Der einst ruhmreiche Gasthof Frank in Hüfingen ist demnächst Geschichte, das Grundstück soll neu bebaut werden. Foto: Rainer Bombardi

Einen großen Schritt nach vorn konnte der Rat in seiner jüngsten Sitzung bezüglich der Zukunftsfrage des Gasthofs Frank gehen.

Das Gremium hat einen Beschluss verabschiedet, das städtische Grundstück einem strukturierten Projektentwicklungsprozess zu unterziehen.

 

Der Gemeinderat spricht sich für schnelle Regelung aus, die Verwaltung möchte Gelände für Sozialraum nutzen. In diesem Zuge hat der Rat die Firma STEG Stadtentwicklung mit Haushaltsmitteln in Höhe von 70 000 Euro damit beauftragt, die Projektentwicklung und die Ausarbeitung der Nutzung und städtebaulichen Ausgestaltung einzuleiten.

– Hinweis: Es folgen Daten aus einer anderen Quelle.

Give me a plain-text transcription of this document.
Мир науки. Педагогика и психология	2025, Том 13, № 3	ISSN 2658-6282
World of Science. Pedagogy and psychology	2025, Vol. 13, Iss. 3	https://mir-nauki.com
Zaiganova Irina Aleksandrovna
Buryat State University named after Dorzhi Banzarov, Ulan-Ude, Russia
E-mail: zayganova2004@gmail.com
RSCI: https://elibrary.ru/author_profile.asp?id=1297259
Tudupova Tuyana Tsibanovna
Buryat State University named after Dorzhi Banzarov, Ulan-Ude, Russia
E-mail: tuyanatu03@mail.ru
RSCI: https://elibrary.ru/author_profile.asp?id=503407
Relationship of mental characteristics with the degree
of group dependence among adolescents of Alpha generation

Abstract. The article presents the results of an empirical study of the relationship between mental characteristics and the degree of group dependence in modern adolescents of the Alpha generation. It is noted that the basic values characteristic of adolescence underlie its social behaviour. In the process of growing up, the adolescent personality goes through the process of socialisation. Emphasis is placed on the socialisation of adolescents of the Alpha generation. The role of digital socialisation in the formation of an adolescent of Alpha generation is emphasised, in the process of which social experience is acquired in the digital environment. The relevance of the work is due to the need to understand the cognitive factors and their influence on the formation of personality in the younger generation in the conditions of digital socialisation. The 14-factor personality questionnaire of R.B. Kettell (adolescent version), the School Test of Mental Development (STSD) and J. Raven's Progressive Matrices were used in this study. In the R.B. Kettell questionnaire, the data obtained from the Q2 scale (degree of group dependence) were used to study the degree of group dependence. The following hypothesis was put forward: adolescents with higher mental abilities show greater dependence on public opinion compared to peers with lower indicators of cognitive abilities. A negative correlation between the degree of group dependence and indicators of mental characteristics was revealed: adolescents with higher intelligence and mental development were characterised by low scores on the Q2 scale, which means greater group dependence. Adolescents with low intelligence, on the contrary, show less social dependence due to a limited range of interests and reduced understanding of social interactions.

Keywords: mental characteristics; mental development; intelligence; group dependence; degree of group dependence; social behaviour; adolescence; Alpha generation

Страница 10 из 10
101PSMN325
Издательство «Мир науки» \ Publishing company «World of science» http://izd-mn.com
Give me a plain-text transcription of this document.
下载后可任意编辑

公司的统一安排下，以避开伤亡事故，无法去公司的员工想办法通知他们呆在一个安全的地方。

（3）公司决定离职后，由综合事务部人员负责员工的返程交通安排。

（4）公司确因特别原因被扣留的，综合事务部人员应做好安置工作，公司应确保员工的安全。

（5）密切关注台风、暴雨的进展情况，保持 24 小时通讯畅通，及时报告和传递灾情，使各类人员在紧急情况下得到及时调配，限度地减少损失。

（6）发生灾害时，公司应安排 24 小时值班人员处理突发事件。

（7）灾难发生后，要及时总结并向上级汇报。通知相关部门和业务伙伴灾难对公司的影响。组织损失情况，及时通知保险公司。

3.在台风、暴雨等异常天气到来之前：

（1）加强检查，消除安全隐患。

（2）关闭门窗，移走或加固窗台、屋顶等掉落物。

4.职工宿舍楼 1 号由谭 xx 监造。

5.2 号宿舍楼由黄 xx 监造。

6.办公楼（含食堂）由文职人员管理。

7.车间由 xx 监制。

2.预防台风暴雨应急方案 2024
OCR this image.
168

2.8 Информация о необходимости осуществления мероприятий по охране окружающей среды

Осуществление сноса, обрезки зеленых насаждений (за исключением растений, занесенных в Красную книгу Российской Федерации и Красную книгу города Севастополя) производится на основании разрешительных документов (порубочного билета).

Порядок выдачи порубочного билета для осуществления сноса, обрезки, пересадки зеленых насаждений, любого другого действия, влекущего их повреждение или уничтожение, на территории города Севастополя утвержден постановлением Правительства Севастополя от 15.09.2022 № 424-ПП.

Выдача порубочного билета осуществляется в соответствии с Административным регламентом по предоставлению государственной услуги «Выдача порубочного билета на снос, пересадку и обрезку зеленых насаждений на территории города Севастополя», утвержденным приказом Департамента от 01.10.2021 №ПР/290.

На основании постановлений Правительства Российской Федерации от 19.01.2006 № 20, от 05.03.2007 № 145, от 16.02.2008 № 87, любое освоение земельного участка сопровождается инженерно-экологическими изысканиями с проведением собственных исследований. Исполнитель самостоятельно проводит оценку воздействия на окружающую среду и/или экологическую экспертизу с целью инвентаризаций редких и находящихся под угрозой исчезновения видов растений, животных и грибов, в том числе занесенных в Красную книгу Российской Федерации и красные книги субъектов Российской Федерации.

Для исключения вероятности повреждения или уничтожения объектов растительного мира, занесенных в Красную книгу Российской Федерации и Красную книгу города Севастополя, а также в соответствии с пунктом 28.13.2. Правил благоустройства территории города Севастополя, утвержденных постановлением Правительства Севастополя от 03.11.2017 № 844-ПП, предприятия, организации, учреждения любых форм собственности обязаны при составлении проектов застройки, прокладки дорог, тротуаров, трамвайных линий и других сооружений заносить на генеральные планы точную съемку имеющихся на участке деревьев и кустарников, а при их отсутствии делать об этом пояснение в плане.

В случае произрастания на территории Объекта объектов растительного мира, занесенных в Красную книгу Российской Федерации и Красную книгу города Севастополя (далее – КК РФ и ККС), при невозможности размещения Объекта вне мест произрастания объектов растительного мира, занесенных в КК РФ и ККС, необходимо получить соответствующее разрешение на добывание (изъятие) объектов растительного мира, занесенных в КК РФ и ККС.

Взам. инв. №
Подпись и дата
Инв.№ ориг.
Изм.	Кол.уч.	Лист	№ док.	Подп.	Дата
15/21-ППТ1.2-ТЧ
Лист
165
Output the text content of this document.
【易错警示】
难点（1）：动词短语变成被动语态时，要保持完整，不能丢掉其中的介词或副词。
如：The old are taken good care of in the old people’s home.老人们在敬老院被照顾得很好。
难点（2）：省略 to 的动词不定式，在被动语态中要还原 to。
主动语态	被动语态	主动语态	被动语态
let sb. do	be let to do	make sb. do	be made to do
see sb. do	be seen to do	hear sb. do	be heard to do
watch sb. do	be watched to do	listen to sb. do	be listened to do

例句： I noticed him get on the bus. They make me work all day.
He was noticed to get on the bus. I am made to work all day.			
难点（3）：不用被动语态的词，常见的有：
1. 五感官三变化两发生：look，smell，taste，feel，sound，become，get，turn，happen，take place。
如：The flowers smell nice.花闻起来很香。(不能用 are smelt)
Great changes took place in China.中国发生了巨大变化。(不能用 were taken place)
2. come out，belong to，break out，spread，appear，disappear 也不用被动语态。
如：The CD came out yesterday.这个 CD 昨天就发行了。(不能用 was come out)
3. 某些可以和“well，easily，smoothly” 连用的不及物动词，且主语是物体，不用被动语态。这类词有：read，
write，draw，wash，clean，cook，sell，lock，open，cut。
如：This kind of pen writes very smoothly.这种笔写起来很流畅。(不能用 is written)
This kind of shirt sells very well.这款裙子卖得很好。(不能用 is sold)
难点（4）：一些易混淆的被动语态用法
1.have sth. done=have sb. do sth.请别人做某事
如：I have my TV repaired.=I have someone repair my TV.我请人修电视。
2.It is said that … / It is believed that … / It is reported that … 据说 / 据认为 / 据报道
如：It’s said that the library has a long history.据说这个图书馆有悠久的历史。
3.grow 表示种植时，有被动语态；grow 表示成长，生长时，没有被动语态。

Bürgermeister Patrick Haas rief dazu auf, die Chance zu nutzen und im Hinblick auf eine kontinuierlich älter werdende Gesellschaft, den Fachkräftemangel und die Ärzteversorgung jetzt zu handeln.

„Die Ärzteversorgung zu garantieren, ist zwar keine Pflichtaufgabe einer Kommune, doch wenn sie wegfällt, kann die Apotheke schließen“, wollte sich Haas nicht ausmalen, welche weiteren negativen Folgen sich ergeben könnten. Er sprach von einem Großprojekt und einer einmaligen Chance, auf einer großen Fläche den Bedarf im Bereich „Leben im Alter“ zu stärken, über mehrere Generationen zu decken und den gesellschaftlichen Zusammenhalt zu stärken. „Auf unserem Weg, demokratische Mehrheiten für unsere Wünsche zu finden, sind wir auf eine neutrale und externe Sicht und Begleitung angewiesen“, erklärte Haas. Er schloss nicht aus, dass dies mit externen Investoren geschehen könnte.

Zielgerichtet Investoren kontaktieren

Haas trat mit seinen Ausführungen auch den Befürchtungen von Architekt Rolf Schafbuch entgegen, der die Verwaltung aufforderte, die Auftragsvergabe an die Firma STEG nicht durchzuführen. Stattdessen schlug er vor, zielgerichtet Investoren vor Ort zu kontaktieren, mit denen ein Kaufvertrag ausgehandelt wird, in welchem sich das gesamte Wunschkonzert an den neuen Gebäudekomplex verwirklichen lässt.

„Der Erfolg stellt sich erst ein, wenn das Objekt steht und alle Flächen veräußert sind“, appellierte er. Schafbuch bot zudem seine kostenfreie Unterstützung an.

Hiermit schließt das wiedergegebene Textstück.